National Immigrant Justice Center
208 S. LaSalle St., Suite 1818, Chicago, IL 60604
TYSON V. HOLDER
9th Circuit
Tyson v. Holder (9th Circuit, January 27, 2012)
BREWSTER (distct), McKeown, Smith, Jr.
Summary: “Jacqueline Tyson, a native of Australia, appeals the Board of Immigration Appeals’ (“BIA”) order of removal as an alien convicted of a controlled substance offense. Tyson argues that the BIA erred when it decided that she is not eligible to seek § 212(c) discretionary relief from removal pursuant to the former Immigration and Nationality Act (“INA”), 8 U.S.C. § 1182(c), which was repealed in 1996 as to aliens with certain criminal convictions. We agree with Tyson that the stipulated facts trial in this case is substantially equal to a guilty plea for the purpose of § 212(c) relief.

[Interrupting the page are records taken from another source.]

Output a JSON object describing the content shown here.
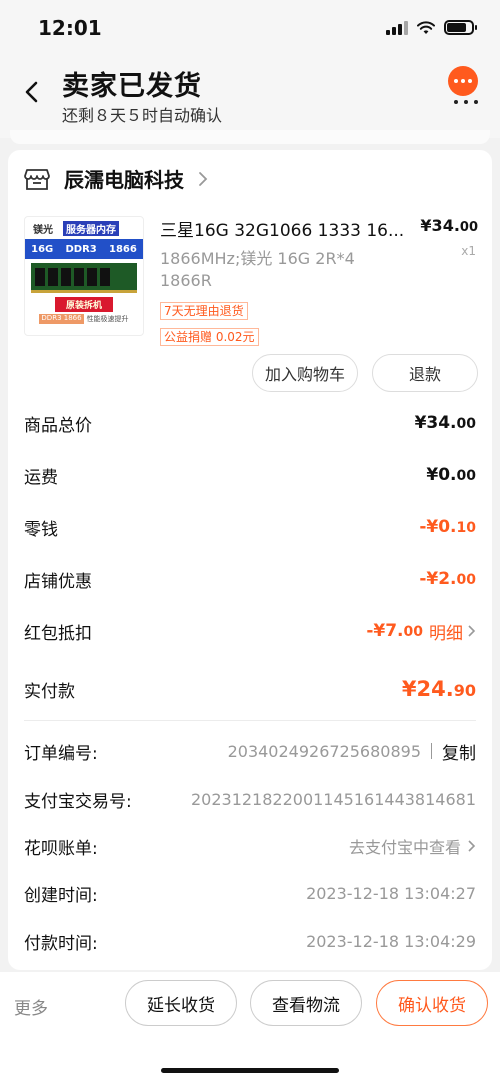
{
  "status_bar": {
    "time": "12:01"
  },
  "header": {
    "title": "卖家已发货",
    "subtitle": "还剩８天５时自动确认"
  },
  "shop": {
    "name": "辰濡电脑科技"
  },
  "product": {
    "image_text": {
      "brand": "镁光",
      "server": "服务器内存",
      "ddr": [
        "16G",
        "DDR3",
        "1866"
      ],
      "tag": "原装拆机",
      "bottom_badge": "DDR3 1866",
      "bottom_text": "性能极速提升"
    },
    "title": "三星16G 32G1066 1333 16...",
    "spec": "1866MHz;镁光 16G 2R*4 1866R",
    "price_main": "¥34.",
    "price_cents": "00",
    "qty": "x1",
    "tags": [
      "7天无理由退货",
      "公益捐赠 0.02元"
    ],
    "cart_button": "加入购物车",
    "refund_button": "退款"
  },
  "costs": [
    {
      "label": "商品总价",
      "main": "¥34.",
      "cents": "00",
      "highlight": false
    },
    {
      "label": "运费",
      "main": "¥0.",
      "cents": "00",
      "highlight": false
    },
    {
      "label": "零钱",
      "main": "-¥0.",
      "cents": "10",
      "highlight": true
    },
    {
      "label": "店铺优惠",
      "main": "-¥2.",
      "cents": "00",
      "highlight": true
    },
    {
      "label": "红包抵扣",
      "main": "-¥7.",
      "cents": "00",
      "highlight": true,
      "detail": "明细"
    }
  ],
  "paid": {
    "label": "实付款",
    "main": "¥24.",
    "cents": "90"
  },
  "info": {
    "order_no": {
      "label": "订单编号:",
      "value": "2034024926725680895",
      "copy": "复制"
    },
    "alipay_no": {
      "label": "支付宝交易号:",
      "value": "2023121822001145161443814681"
    },
    "huabei": {
      "label": "花呗账单:",
      "value": "去支付宝中查看"
    },
    "created": {
      "label": "创建时间:",
      "value": "2023-12-18 13:04:27"
    },
    "paid_time": {
      "label": "付款时间:",
      "value": "2023-12-18 13:04:29"
    }
  },
  "bottom": {
    "more": "更多",
    "extend": "延长收货",
    "logistics": "查看物流",
    "confirm": "确认收货"
  },
  "colors": {
    "accent": "#ff5a1e",
    "muted": "#999999"
  }
}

We hold that applying the repeal of § 212(c) relief would produce an impermissible retroactive effect on Tyson, who was convicted pursuant to a stipulated facts agreement based on a reasonable expectation that it would not negatively affect her immigration status. INS v. St. Cyr, 533 U.S. 289, 319 (2001); Landgraf v. USI Film Prods., 511 U.S. 244, 269-70 (1994). Because the BIA erred in its legal analysis of the effect of this stipulated facts trial, we reverse and remand with instructions to consider Tyson’s § 212(c) application on the merits.”